Symbolism: The name of this art movement is pretty self-explanatory; it is symbolic! And the thing about symbolism is that it can be a bit of a challenge to comprehend. According to culture writer, “the Symbolist movement in art refers to a diverse group of painters who worked in a variety of styles with a variety of themes. Scholars continue to debate what, exactly, constitutes a Symbolist artwork, and who should be included in the movement”. The difference between looking and seeing, between what’s on the surface and the deeper meaning is at the heart of Symbolism – in art and in literature. German philosopher Friedrich Wilhelm Joseph von Schelling introduced the idea of the unconscious in an 1800 publication, convinced that art allowed hidden human fears and desires to surface – to be seen. Freud complemented this notion with his own ideas about the inner workings of the mind, paving the way for Symbolist artists and writers. Leading artists in Symbolism include Vincent van Gogh (1853-1890, based in Paris), Gustave Moreau (1826–1898, based in Paris), Paul Gauguin (1848-1903, based in Paris), and Edvard Munch (1863-1944, based in Norway).

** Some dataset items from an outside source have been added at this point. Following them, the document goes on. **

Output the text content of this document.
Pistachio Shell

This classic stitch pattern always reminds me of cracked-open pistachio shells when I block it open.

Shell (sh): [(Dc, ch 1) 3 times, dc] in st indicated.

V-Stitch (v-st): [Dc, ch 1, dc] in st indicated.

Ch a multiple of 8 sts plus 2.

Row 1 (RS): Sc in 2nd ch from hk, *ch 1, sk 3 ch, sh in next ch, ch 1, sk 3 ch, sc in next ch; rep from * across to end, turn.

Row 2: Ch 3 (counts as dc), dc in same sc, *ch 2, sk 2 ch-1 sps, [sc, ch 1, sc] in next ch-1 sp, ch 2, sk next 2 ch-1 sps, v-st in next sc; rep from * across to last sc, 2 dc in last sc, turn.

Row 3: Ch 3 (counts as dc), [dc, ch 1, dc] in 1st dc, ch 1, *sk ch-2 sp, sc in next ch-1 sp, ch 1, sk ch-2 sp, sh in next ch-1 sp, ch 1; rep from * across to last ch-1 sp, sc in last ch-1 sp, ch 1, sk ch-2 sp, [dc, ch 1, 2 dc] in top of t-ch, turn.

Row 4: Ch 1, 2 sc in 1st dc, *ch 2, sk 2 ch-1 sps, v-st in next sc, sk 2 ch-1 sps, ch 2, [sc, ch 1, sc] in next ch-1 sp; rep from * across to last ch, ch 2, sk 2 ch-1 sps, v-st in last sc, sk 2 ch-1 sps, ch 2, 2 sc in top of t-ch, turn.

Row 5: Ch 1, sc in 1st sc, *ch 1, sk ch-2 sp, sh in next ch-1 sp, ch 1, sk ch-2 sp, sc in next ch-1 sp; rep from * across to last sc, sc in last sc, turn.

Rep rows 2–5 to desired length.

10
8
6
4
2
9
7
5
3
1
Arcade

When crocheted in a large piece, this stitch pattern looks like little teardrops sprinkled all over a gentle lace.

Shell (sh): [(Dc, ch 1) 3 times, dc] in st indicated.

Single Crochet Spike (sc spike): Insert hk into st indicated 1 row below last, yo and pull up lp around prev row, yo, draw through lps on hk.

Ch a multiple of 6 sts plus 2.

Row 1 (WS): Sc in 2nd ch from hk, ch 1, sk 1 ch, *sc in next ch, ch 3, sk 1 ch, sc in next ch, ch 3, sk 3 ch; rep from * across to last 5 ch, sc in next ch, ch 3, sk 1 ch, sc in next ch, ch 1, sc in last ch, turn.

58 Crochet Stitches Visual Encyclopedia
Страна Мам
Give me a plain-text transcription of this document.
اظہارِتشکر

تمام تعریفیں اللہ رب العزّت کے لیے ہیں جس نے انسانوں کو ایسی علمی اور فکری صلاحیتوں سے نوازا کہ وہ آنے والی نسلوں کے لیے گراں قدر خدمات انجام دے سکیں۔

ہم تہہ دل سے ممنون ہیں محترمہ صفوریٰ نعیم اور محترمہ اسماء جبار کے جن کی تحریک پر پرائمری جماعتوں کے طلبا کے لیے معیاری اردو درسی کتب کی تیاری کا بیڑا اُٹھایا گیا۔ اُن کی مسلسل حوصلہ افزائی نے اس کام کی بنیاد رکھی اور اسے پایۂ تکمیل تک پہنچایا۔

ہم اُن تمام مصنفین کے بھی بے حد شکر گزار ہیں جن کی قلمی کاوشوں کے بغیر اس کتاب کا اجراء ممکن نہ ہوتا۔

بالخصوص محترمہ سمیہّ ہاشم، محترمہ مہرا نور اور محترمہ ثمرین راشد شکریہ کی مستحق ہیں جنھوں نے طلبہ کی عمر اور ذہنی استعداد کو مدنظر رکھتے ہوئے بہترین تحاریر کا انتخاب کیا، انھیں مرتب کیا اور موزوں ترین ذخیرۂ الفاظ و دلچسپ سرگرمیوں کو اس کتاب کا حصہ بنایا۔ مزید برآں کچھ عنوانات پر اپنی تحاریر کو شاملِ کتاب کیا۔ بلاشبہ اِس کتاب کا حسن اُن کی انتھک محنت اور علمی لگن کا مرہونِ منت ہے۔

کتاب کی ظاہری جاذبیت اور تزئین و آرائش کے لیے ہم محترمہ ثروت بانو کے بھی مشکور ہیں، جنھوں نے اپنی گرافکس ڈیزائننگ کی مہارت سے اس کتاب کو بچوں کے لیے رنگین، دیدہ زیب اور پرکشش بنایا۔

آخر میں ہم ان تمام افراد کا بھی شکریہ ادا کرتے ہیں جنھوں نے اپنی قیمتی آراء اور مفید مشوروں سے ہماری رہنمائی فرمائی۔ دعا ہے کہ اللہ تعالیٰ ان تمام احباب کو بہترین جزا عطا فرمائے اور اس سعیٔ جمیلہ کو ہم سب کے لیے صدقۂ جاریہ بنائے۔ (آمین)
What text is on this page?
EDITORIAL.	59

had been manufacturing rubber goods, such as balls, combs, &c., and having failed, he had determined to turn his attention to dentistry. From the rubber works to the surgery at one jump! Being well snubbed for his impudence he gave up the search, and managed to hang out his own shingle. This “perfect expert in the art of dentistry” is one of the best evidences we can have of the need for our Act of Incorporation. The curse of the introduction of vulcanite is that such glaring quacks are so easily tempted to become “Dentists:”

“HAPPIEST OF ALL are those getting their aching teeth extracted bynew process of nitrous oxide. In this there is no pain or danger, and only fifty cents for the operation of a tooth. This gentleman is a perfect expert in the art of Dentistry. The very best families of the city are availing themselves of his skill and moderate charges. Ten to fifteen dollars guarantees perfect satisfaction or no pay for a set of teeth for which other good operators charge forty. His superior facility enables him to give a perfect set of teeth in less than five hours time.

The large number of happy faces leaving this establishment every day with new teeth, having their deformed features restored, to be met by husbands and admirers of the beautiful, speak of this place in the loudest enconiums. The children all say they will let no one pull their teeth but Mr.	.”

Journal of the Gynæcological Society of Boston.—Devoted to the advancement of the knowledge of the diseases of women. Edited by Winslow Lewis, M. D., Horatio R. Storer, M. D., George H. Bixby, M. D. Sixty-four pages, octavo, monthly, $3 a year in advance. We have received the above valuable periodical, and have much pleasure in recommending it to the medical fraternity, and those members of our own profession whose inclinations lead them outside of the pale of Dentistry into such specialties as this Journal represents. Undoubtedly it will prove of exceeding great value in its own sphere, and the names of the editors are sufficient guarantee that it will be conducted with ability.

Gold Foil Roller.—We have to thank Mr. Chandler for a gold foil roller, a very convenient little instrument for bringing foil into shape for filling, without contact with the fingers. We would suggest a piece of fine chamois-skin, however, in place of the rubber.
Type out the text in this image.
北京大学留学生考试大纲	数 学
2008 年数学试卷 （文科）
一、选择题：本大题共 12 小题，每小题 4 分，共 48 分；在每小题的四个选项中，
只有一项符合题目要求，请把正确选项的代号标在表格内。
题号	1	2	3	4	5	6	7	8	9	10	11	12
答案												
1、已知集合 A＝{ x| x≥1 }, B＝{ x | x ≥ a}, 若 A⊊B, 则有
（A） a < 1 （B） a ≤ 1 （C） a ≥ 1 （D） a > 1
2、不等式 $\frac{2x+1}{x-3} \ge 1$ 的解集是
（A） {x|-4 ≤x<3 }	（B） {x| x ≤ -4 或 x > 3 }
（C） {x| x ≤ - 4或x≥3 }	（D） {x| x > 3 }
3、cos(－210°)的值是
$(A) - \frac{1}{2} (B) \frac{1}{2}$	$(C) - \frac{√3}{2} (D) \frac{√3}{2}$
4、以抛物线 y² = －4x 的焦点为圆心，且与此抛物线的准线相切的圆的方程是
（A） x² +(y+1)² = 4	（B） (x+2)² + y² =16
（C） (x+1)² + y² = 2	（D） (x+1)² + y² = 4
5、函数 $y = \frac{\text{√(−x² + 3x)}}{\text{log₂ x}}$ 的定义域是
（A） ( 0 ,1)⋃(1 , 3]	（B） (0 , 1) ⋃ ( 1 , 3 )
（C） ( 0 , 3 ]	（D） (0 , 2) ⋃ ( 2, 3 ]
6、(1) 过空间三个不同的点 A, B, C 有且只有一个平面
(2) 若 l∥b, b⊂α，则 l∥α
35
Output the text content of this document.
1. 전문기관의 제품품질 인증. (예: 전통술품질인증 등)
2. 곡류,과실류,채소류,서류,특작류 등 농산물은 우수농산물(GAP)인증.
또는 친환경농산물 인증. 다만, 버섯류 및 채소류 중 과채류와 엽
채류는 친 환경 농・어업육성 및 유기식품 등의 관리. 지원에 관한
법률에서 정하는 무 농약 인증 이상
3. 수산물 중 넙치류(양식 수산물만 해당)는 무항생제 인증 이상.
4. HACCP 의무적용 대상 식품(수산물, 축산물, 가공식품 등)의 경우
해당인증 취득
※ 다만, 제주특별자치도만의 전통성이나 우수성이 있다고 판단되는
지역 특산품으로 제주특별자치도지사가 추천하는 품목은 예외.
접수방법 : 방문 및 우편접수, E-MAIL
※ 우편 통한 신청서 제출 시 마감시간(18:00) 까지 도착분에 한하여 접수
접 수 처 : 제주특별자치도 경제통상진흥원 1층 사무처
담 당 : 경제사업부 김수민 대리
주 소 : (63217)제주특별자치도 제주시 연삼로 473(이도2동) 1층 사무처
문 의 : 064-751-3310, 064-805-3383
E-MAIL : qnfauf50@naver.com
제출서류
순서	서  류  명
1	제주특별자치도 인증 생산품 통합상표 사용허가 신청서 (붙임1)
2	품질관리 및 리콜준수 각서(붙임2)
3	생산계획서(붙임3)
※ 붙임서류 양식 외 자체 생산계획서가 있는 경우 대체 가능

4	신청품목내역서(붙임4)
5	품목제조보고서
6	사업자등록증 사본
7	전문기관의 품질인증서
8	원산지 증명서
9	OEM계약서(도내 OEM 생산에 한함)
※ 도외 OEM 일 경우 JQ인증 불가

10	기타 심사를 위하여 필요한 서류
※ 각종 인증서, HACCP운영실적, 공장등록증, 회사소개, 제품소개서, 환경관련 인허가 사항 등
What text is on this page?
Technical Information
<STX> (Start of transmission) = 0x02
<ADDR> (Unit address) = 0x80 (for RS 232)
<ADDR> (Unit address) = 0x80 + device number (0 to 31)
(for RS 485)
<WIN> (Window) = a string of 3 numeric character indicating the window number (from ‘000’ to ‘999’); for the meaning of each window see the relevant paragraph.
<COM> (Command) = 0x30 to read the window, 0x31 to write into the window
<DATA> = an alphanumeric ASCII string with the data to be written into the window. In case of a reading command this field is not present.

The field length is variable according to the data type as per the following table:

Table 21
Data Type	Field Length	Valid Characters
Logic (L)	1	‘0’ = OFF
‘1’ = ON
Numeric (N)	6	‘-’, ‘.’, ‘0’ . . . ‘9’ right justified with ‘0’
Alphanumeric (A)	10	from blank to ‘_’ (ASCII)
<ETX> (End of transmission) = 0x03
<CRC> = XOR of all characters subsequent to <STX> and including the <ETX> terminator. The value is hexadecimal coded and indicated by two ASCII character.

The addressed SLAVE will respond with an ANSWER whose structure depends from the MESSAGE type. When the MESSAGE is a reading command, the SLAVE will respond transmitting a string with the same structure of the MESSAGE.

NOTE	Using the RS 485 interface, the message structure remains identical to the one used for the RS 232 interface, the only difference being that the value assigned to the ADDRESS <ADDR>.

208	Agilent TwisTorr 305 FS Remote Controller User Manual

Pointillism: Pioneering in Paris in mid-1880s, Pointillism was revolutionary and was a reaction against Impressionism. Art history students describe this movement as: “looking like a low-res jpeg blow up”. Even non-artists know what that means! Where Impressionism was based on artists’ subjective portrayal of their surroundings, Pointillism, by contrast, was based on a more scientific approach. Artists had to apply paint in carefully placed dots, making sure that each dot was pure and unmixed with the next. Creating a sort of optical phenomena was the goal for Pointillists, abandoning fluid and spontaneous strokes for a more calculated and meticulous technique. How did the movement get its name? From a critic of course (are you sensing a recurring theme here?!). It was French art critic, Félix Fénéon, who used the expression peinture au point (“painting by dots”) and well, as they say, the rest is history. Leaders of Pointillism include Georges Seurat (1859-1891, based in Paris), Paul Signac (1863-1935, based in Paris), Théo van Rysselberghe (1862-1926, based in Belgium), and Henri-Edmond Cross (1856-1910, based in Paris).
As Edgar Degas said, “art is not what you see, but what you make others see”.